“Energy Savings Start With The Framing.” As energy codes become more stringent and homeowners demand higher performing homes, designers are looking at innovative ways to
improve the efficacy of their building envelopes. Insulated headers can really help to improve the R-value and provide wall cavity space for insulation. ASHRAE estimates that at least 4 percent of the wall assembly consists of headers. If 4 percent of your wall is not properly insulated, your energy envelope will not be performing at its best.
From the APA: “In a 2×6 wall, a solid wood header has a total R-value of 6.88; a double 2x dimension lumber insulated header can have an R-value starting at 13.8. Depending on the type of insulation used to fill the cavity behind the header and the thickness of the structural wood header itself that number can climb even higher.”
Designers often use headers that have a far higher load-bearing capacity than is necessary i.e. 2x10s instead of 2x6s that would carry the load, or the framer uses 2x10s because it’s close.

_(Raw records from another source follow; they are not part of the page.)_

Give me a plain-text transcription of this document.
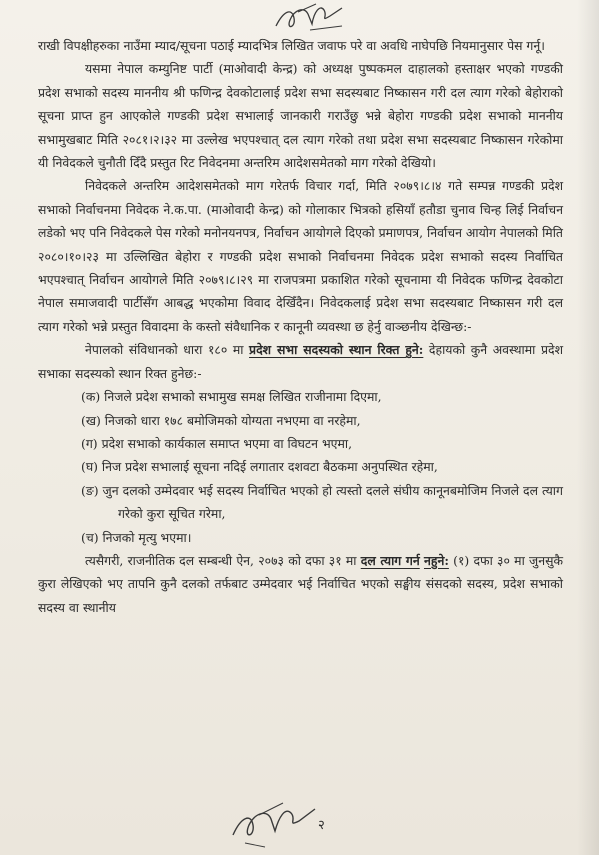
राखी विपक्षीहरुका नाउँमा म्याद/सूचना पठाई म्यादभित्र लिखित जवाफ परे वा अवधि नाघेपछि नियमानुसार पेस गर्नू।

यसमा नेपाल कम्युनिष्ट पार्टी (माओवादी केन्द्र) को अध्यक्ष पुष्पकमल दाहालको हस्ताक्षर भएको गण्डकी प्रदेश सभाको सदस्य माननीय श्री फणिन्द्र देवकोटालाई प्रदेश सभा सदस्यबाट निष्कासन गरी दल त्याग गरेको बेहोराको सूचना प्राप्त हुन आएकोले गण्डकी प्रदेश सभालाई जानकारी गराउँछु भन्ने बेहोरा गण्डकी प्रदेश सभाको माननीय सभामुखबाट मिति २०८१।२।३२ मा उल्लेख भएपश्चात् दल त्याग गरेको तथा प्रदेश सभा सदस्यबाट निष्कासन गरेकोमा यी निवेदकले चुनौती दिँदै प्रस्तुत रिट निवेदनमा अन्तरिम आदेशसमेतको माग गरेको देखियो।

निवेदकले अन्तरिम आदेशसमेतको माग गरेतर्फ विचार गर्दा, मिति २०७९।८।४ गते सम्पन्न गण्डकी प्रदेश सभाको निर्वाचनमा निवेदक ने.क.पा. (माओवादी केन्द्र) को गोलाकार भित्रको हसियाँ हतौडा चुनाव चिन्ह लिई निर्वाचन लडेको भए पनि निवेदकले पेस गरेको मनोनयनपत्र, निर्वाचन आयोगले दिएको प्रमाणपत्र, निर्वाचन आयोग नेपालको मिति २०८०।१०।२३ मा उल्लिखित बेहोरा र गण्डकी प्रदेश सभाको निर्वाचनमा निवेदक प्रदेश सभाको सदस्य निर्वाचित भएपश्चात् निर्वाचन आयोगले मिति २०७९।८।२९ मा राजपत्रमा प्रकाशित गरेको सूचनामा यी निवेदक फणिन्द्र देवकोटा नेपाल समाजवादी पार्टीसँग आबद्ध भएकोमा विवाद देखिँदैन। निवेदकलाई प्रदेश सभा सदस्यबाट निष्कासन गरी दल त्याग गरेको भन्ने प्रस्तुत विवादमा के कस्तो संवैधानिक र कानूनी व्यवस्था छ हेर्नु वाञ्छनीय देखिन्छ:-

नेपालको संविधानको धारा १८० मा प्रदेश सभा सदस्यको स्थान रिक्त हुने: देहायको कुनै अवस्थामा प्रदेश सभाका सदस्यको स्थान रिक्त हुनेछ:-

(क) निजले प्रदेश सभाको सभामुख समक्ष लिखित राजीनामा दिएमा,
(ख) निजको धारा १७८ बमोजिमको योग्यता नभएमा वा नरहेमा,
(ग) प्रदेश सभाको कार्यकाल समाप्त भएमा वा विघटन भएमा,
(घ) निज प्रदेश सभालाई सूचना नदिई लगातार दशवटा बैठकमा अनुपस्थित रहेमा,
(ङ) जुन दलको उम्मेदवार भई सदस्य निर्वाचित भएको हो त्यस्तो दलले संघीय कानूनबमोजिम निजले दल त्याग गरेको कुरा सूचित गरेमा,
(च) निजको मृत्यु भएमा।

त्यसैगरी, राजनीतिक दल सम्बन्धी ऐन, २०७३ को दफा ३१ मा दल त्याग गर्न नहुने: (१) दफा ३० मा जुनसुकै कुरा लेखिएको भए तापनि कुनै दलको तर्फबाट उम्मेदवार भई निर्वाचित भएको सङ्घीय संसदको सदस्य, प्रदेश सभाको सदस्य वा स्थानीय

२
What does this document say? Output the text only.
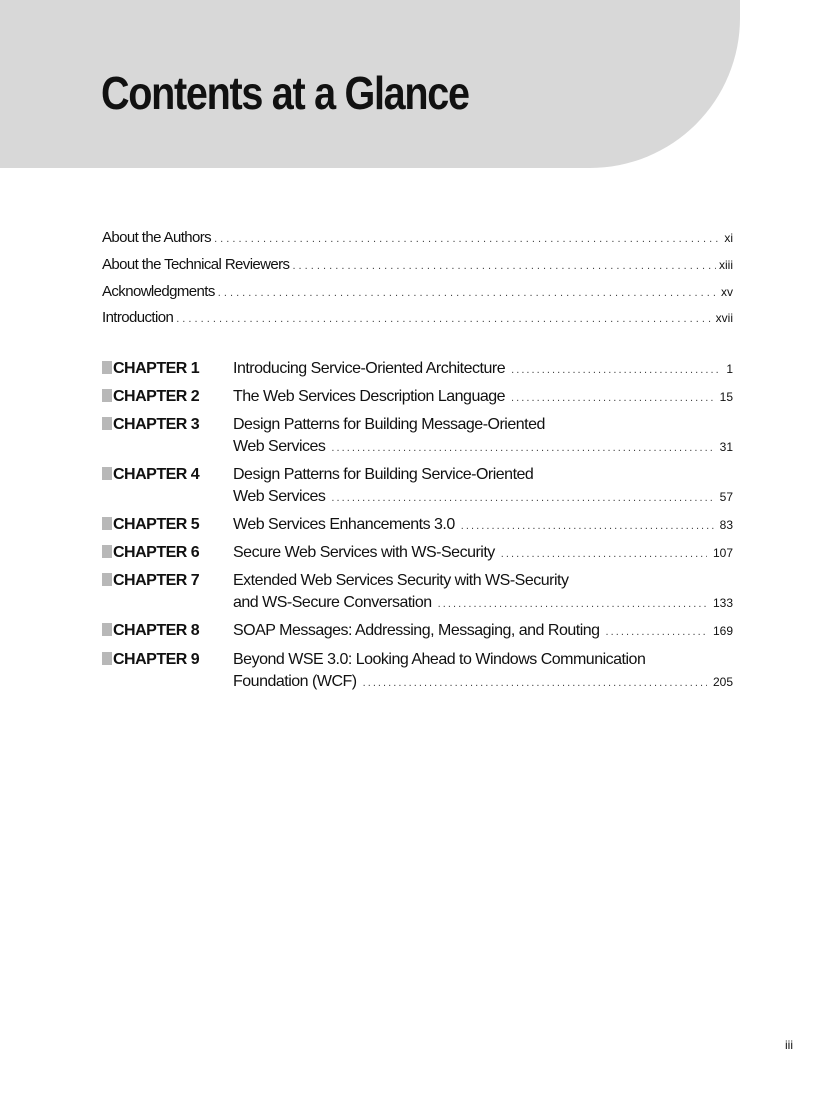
Contents at a Glance
About the Authors . . .	xi
About the Technical Reviewers . . .	xiii
Acknowledgments . . .	xv
Introduction . . .	xvii
CHAPTER 1 Introducing Service-Oriented Architecture . . .	1
CHAPTER 2 The Web Services Description Language . . .	15
CHAPTER 3 Design Patterns for Building Message-Oriented
Web Services . . .	31
CHAPTER 4 Design Patterns for Building Service-Oriented
Web Services . . .	57
CHAPTER 5 Web Services Enhancements 3.0 . . .	83
CHAPTER 6 Secure Web Services with WS-Security . . .	107
CHAPTER 7 Extended Web Services Security with WS-Security
and WS-Secure Conversation . . .	133
CHAPTER 8 SOAP Messages: Addressing, Messaging, and Routing . . .	169
CHAPTER 9 Beyond WSE 3.0: Looking Ahead to Windows Communication
Foundation (WCF) . . .	205
iii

But, with a little careful planning, you can design a home with both structural performance and high R-values. This can be achieved by carefully calculating the load requirements and the headers needed to meet that need and then using the remaining space for insulation. Openings in walls running parallel to the floor joists don’t carry the same load as those perpendicular to the joists.
Insulated headers Types
Most designers use the same headers for every job and size the headers to fill the space. But, when the headers are sized for load capacity, the extra space can be filled with cavity insulation. Here are a few examples:
Single-ply Headers: Here a single wood member is used to support loads over open spaces creating a cavity space that can be insulated. Here is an example from the APA: “When a single 2x header (1-1/2-inch thick) is used in a 3-1/2-inch-thick wall, 2 inches of cavity insulation can be added to net a total header area R-value of 10 or greater.”
Double-ply headers: Double-ply headers use two wood members and so there is less space for insulation. However, you can still utilize some of the cavity for insulation. From the APA: “When a double 2x header (3-inch thick) is used in a 3-1/2-inch wall, 1/2 inch of cavity insulation can be added. If 1/2-inch EPS rigid board insulation or polyisocyanurate is used to fill the open area, the insulation value of the header increases from R4.38 to R5.8 and R6.8, respectively.”